1. In welchem Zeitraum fällt soviel Müll an, dass ein Viertel davon so viele Menschen ernähren könnte?

2. Für welchen Zeitraum könnte dieses Viertel die Menschen ernähren?

Einen Tag? Ein Jahr? Eine Woche? Für immer und ewig?



@Kanga: Dir ist aber schon klar, dass es gar nicht notwendig wäre soviele überschüssige Lebensmittel umzuverteilen, wenn "wir" nicht soviel Luxus haben wollten.

Erdbeeren, Bananen, exotische Früchte, usw. kriegst du mittlerweile das ganze Jahr über.
Die kommen halt aus Spanien, Tunesien, Türkei, teils aus Südafrika oder Arabien.

Wir importieren Wasser aus Indien und Afrika und stecken Getreide in unseren Tank.

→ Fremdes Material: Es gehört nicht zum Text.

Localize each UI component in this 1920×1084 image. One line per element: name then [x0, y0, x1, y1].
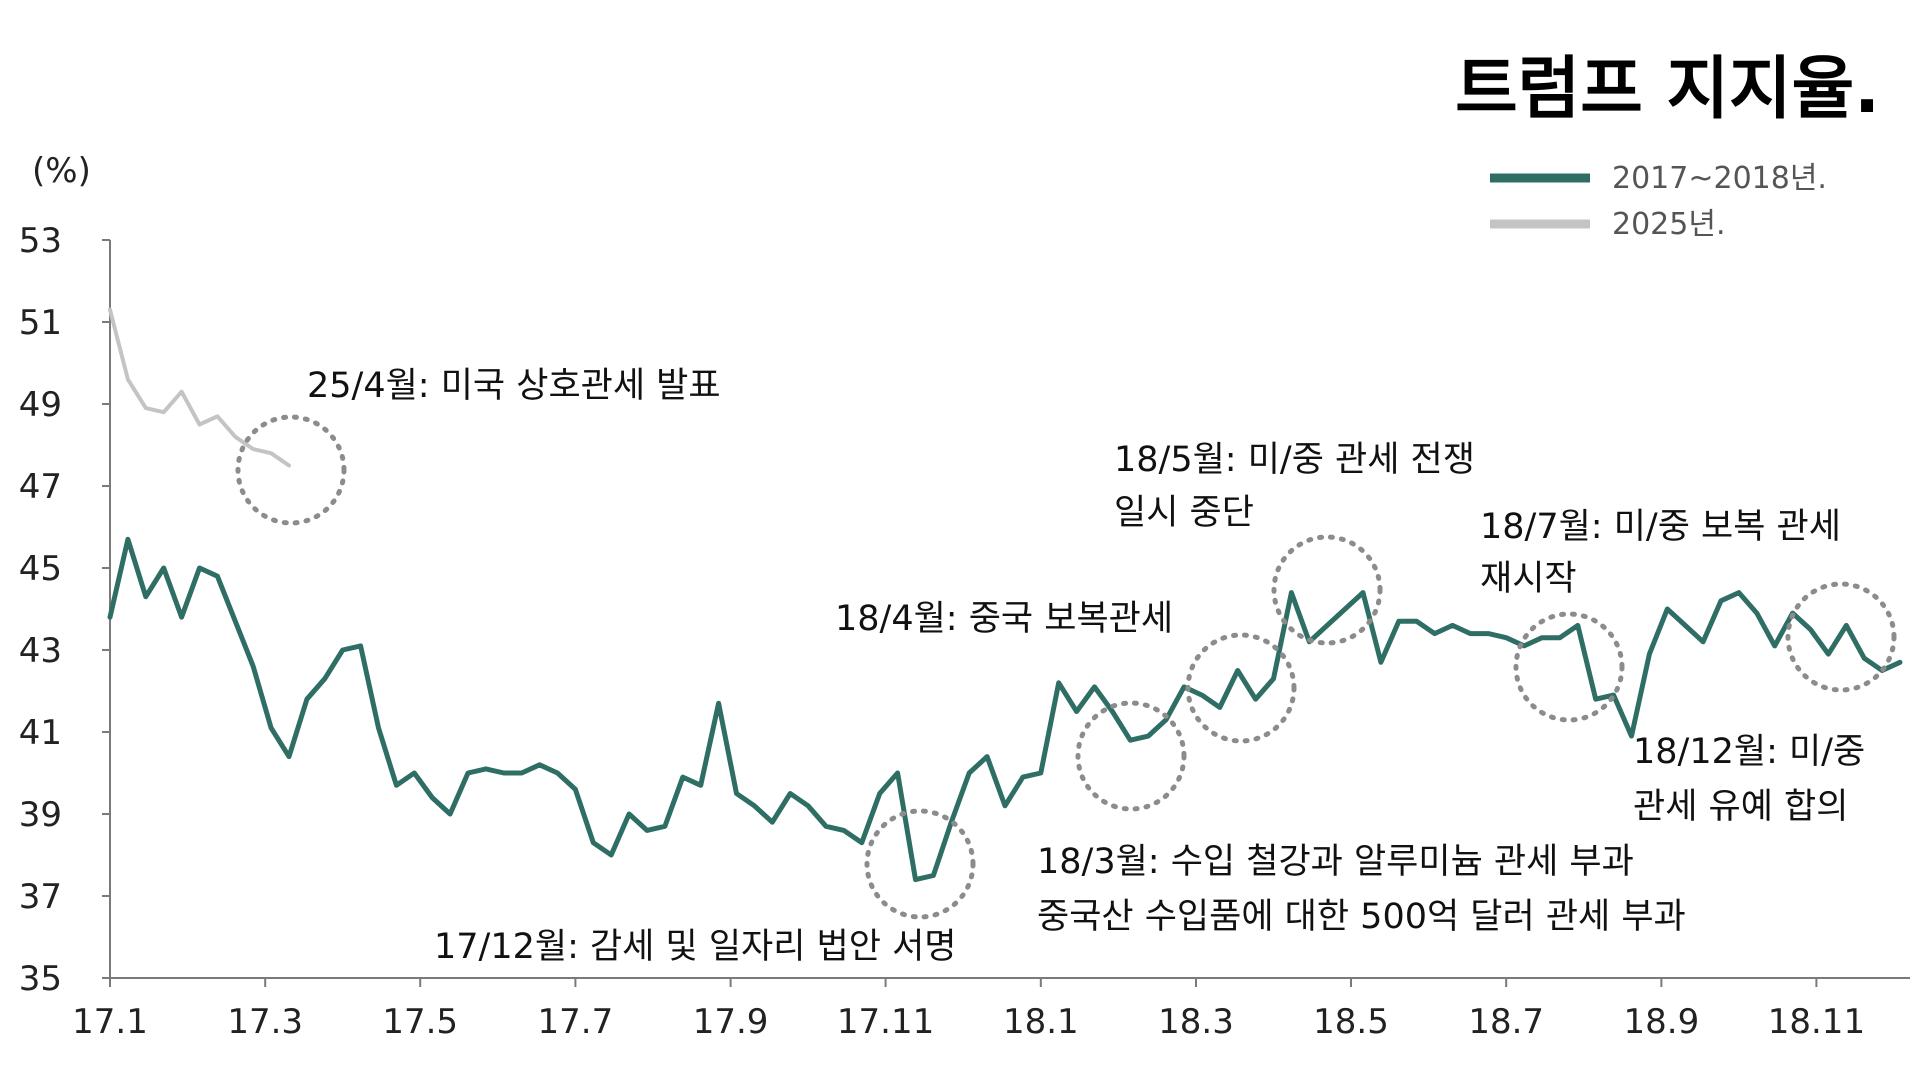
annotation-18-jul-line-2: 재시작	[1480, 559, 1577, 599]
annotation-18-may-line-2: 일시 중단	[1114, 493, 1254, 533]
annotation-17-dec: 17/12월: 감세 및 일자리 법안 서명	[434, 927, 957, 967]
y-tick-label: 43	[19, 631, 62, 671]
y-tick-label: 37	[19, 877, 62, 917]
y-tick-label: 47	[19, 467, 62, 507]
x-tick-label: 17.5	[382, 1002, 458, 1042]
x-tick-label: 18.1	[1003, 1002, 1079, 1042]
y-axis-unit-label: (%)	[32, 151, 91, 191]
x-tick-label: 17.3	[227, 1002, 303, 1042]
annotation-18-mar-line-2: 중국산 수입품에 대한 500억 달러 관세 부과	[1037, 897, 1686, 937]
series-line-1	[108, 307, 291, 468]
highlight-circle-18-dec	[1785, 581, 1897, 693]
annotation-18-dec-line-2: 관세 유예 합의	[1633, 787, 1848, 827]
annotation-25-apr: 25/4월: 미국 상호관세 발표	[307, 366, 721, 406]
y-tick-label: 53	[19, 221, 62, 261]
annotation-18-jul-line-1: 18/7월: 미/중 보복 관세	[1480, 507, 1841, 547]
y-tick-label: 49	[19, 385, 62, 425]
y-tick-label: 45	[19, 549, 62, 589]
x-tick-label: 17.1	[72, 1002, 148, 1042]
legend: 2017~2018년. 2025년.	[1490, 161, 1827, 242]
x-tick-label: 18.3	[1158, 1002, 1234, 1042]
annotation-18-may-line-1: 18/5월: 미/중 관세 전쟁	[1114, 440, 1475, 480]
highlight-circle-25-apr	[235, 414, 347, 526]
highlight-circle-18-mar	[1075, 700, 1187, 812]
x-tick-label: 17.9	[693, 1002, 769, 1042]
highlight-circle-18-apr	[1185, 632, 1297, 744]
y-tick-label: 41	[19, 713, 62, 753]
series-line-0	[107, 536, 1903, 883]
x-tick-label: 17.7	[538, 1002, 614, 1042]
highlight-circle-18-jul	[1513, 611, 1625, 723]
x-tick-label: 18.5	[1313, 1002, 1389, 1042]
legend-label-2025: 2025년.	[1612, 207, 1725, 242]
x-axis-ticks: 17.1 17.3 17.5 17.7 17.9 17.11 18.1 18.3 18.5 18.…	[72, 978, 1865, 1042]
y-tick-label: 35	[19, 959, 62, 999]
highlight-circle-18-may	[1271, 534, 1383, 646]
x-tick-label: 18.9	[1624, 1002, 1700, 1042]
x-tick-label: 18.11	[1768, 1002, 1865, 1042]
y-axis-ticks: 53 51 49 47 45 43 41 39 37 35	[19, 221, 110, 999]
series-layer	[107, 307, 1903, 883]
annotations: 25/4월: 미국 상호관세 발표 18/5월: 미/중 관세 전쟁 일시 중단…	[307, 366, 1865, 967]
highlight-circles	[235, 414, 1897, 920]
y-tick-label: 39	[19, 795, 62, 835]
annotation-18-apr: 18/4월: 중국 보복관세	[835, 599, 1173, 639]
x-tick-label: 18.7	[1468, 1002, 1544, 1042]
x-tick-label: 17.11	[837, 1002, 934, 1042]
chart-title: 트럼프 지지율.	[1455, 50, 1880, 129]
annotation-18-dec-line-1: 18/12월: 미/중	[1633, 732, 1865, 772]
annotation-18-mar-line-1: 18/3월: 수입 철강과 알루미늄 관세 부과	[1037, 842, 1634, 882]
y-tick-label: 51	[19, 303, 62, 343]
legend-label-2017-2018: 2017~2018년.	[1612, 161, 1827, 196]
highlight-circle-17-dec	[864, 808, 976, 920]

Das ist ein Gipfel der Dekadenz.

Statt zu kritisieren, wie man sich denn die Umverteilung vorstellt, denk mal lieber drüber nach wieso die Lebensmittel hier überhaupt landen.

Man kann Äpfel, Trauben, Erdbeeren, etc. problemlos mit Containern und LKW über mehrere tausend Kilometer aus der Türkei hierher karren aber nicht nach Afrika?

Blödsinn.

Lediglich wird es da unten nicht so gut bezahlt wie hier.

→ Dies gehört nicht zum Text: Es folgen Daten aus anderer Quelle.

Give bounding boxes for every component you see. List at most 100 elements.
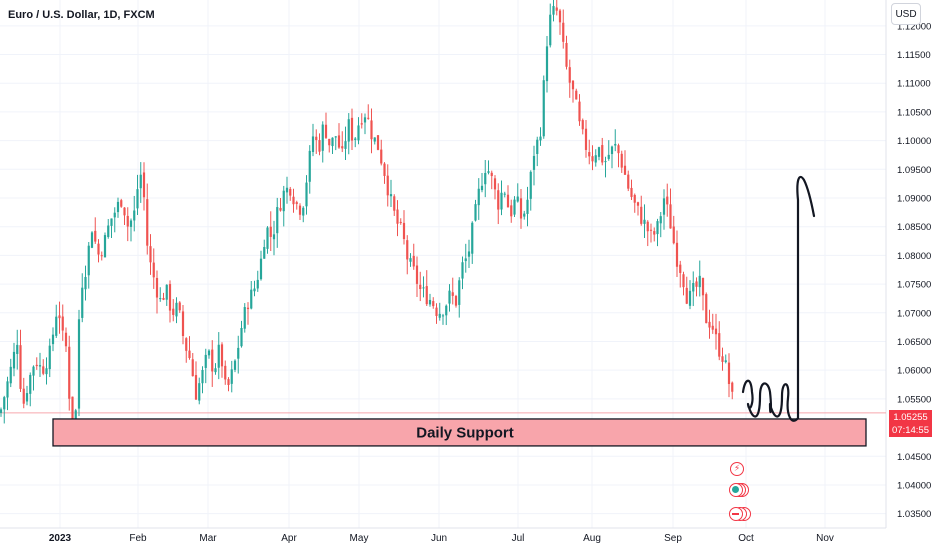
candle-body <box>217 344 220 368</box>
candle-body <box>672 226 675 244</box>
candle-body <box>383 163 386 176</box>
candle-body <box>419 284 422 290</box>
candle-body <box>591 156 594 162</box>
time-axis[interactable]: 2023 Feb Mar Apr May Jun Jul Aug Sep Oct Nov <box>49 533 834 544</box>
candle-body <box>201 369 204 384</box>
candle-body <box>240 327 243 347</box>
candle-body <box>367 117 370 119</box>
daily-support-zone[interactable]: Daily Support <box>52 418 867 447</box>
candle-body <box>471 222 474 254</box>
dividend-event-icon[interactable] <box>729 507 751 523</box>
candle-body <box>711 325 714 330</box>
candle-body <box>636 202 640 206</box>
candle-body <box>272 234 276 240</box>
candle-body <box>643 219 646 224</box>
candle-body <box>653 231 656 235</box>
candle-body <box>6 381 9 398</box>
candle-body <box>445 305 448 316</box>
candle-body <box>565 42 568 67</box>
candle-body <box>604 161 607 163</box>
earnings-event-icon[interactable] <box>729 483 749 499</box>
price-tick-label: 1.11000 <box>897 79 931 90</box>
projected-path-drawing[interactable] <box>741 175 816 422</box>
candle-body <box>545 46 549 82</box>
candle-body <box>422 287 425 289</box>
candle-body <box>16 344 19 354</box>
flash-event-icon[interactable]: ⚡ <box>730 462 744 476</box>
candle-body <box>415 265 419 284</box>
candle-body <box>12 351 16 369</box>
price-tick-label: 1.06500 <box>897 337 931 348</box>
price-tick-label: 1.10500 <box>897 107 931 118</box>
candle-body <box>246 307 250 310</box>
candle-body <box>328 138 331 146</box>
candle-body <box>389 194 393 197</box>
candle-body <box>714 328 718 335</box>
candle-body <box>29 374 32 394</box>
candle-body <box>90 232 94 248</box>
candle-body <box>688 290 692 306</box>
candle-body <box>282 190 285 212</box>
candle-body <box>292 196 295 205</box>
candle-body <box>22 388 25 404</box>
candle-body <box>597 147 601 157</box>
candle-body <box>133 210 136 221</box>
candle-body <box>120 200 123 207</box>
candle-body <box>116 201 120 213</box>
candle-body <box>276 207 279 234</box>
candle-body <box>376 135 380 150</box>
candle-body <box>263 247 266 259</box>
candle-body <box>380 149 383 164</box>
candle-body <box>38 365 42 367</box>
candle-body <box>695 281 698 287</box>
candle-body <box>298 205 302 215</box>
candle-body <box>393 196 396 211</box>
candle-body <box>136 189 139 209</box>
price-axis[interactable]: 1.12000 1.11500 1.11000 1.10500 1.10000 1.095… <box>897 21 931 520</box>
candle-body <box>724 360 727 363</box>
candle-body <box>100 255 103 257</box>
price-tick-label: 1.10000 <box>897 136 931 147</box>
candle-body <box>506 194 510 208</box>
candle-body <box>308 150 311 182</box>
candle-body <box>682 274 685 288</box>
candle-body <box>536 139 539 154</box>
price-tick-label: 1.04000 <box>897 480 931 491</box>
candle-body <box>516 196 519 202</box>
candle-body <box>152 262 155 278</box>
candle-body <box>662 198 666 215</box>
candle-body <box>68 346 71 399</box>
price-tick-label: 1.05500 <box>897 394 931 405</box>
currency-button[interactable]: USD <box>891 3 921 25</box>
candle-body <box>61 316 64 331</box>
candle-body <box>295 202 298 204</box>
candle-body <box>224 365 227 380</box>
candle-body <box>555 7 558 11</box>
price-tick-label: 1.04500 <box>897 452 931 463</box>
candle-body <box>237 347 240 359</box>
candle-body <box>698 275 701 288</box>
time-tick-label: Feb <box>129 533 147 544</box>
candle-body <box>497 190 500 210</box>
candle-body <box>139 174 142 189</box>
candle-body <box>461 262 464 279</box>
candle-body <box>432 301 435 307</box>
bar-countdown: 07:14:55 <box>892 425 929 436</box>
candle-body <box>204 354 207 368</box>
candle-body <box>571 80 575 90</box>
symbol-title[interactable]: Euro / U.S. Dollar, 1D, FXCM <box>8 9 155 21</box>
candle-body <box>48 345 51 370</box>
candle-body <box>552 6 555 15</box>
candle-body <box>425 286 428 305</box>
candle-body <box>474 204 477 221</box>
candle-body <box>659 216 662 224</box>
candle-body <box>601 145 604 163</box>
candle-body <box>617 145 620 154</box>
candle-body <box>175 302 178 317</box>
support-zone-rect[interactable] <box>52 418 867 447</box>
candle-body <box>513 199 516 215</box>
candle-body <box>646 221 649 232</box>
candle-body <box>477 188 480 206</box>
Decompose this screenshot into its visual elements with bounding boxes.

Die Jungend von heute kennt das gar nicht mehr. Aber vor 30 - 40 Jahren waren Bananen ein Luxusgut. Orangen, Erdbeeren, usw. gab es nur zu ganz bestimmten Jahreszeiten. Und nur dann.

Ach ja. Wasser wurde erst in den 60ern angefangen in Flaschen abzufüllen. Davor hat man das aus der Leitung getrunken. Ist genauso rein, wenn nicht sogar noch sauberer.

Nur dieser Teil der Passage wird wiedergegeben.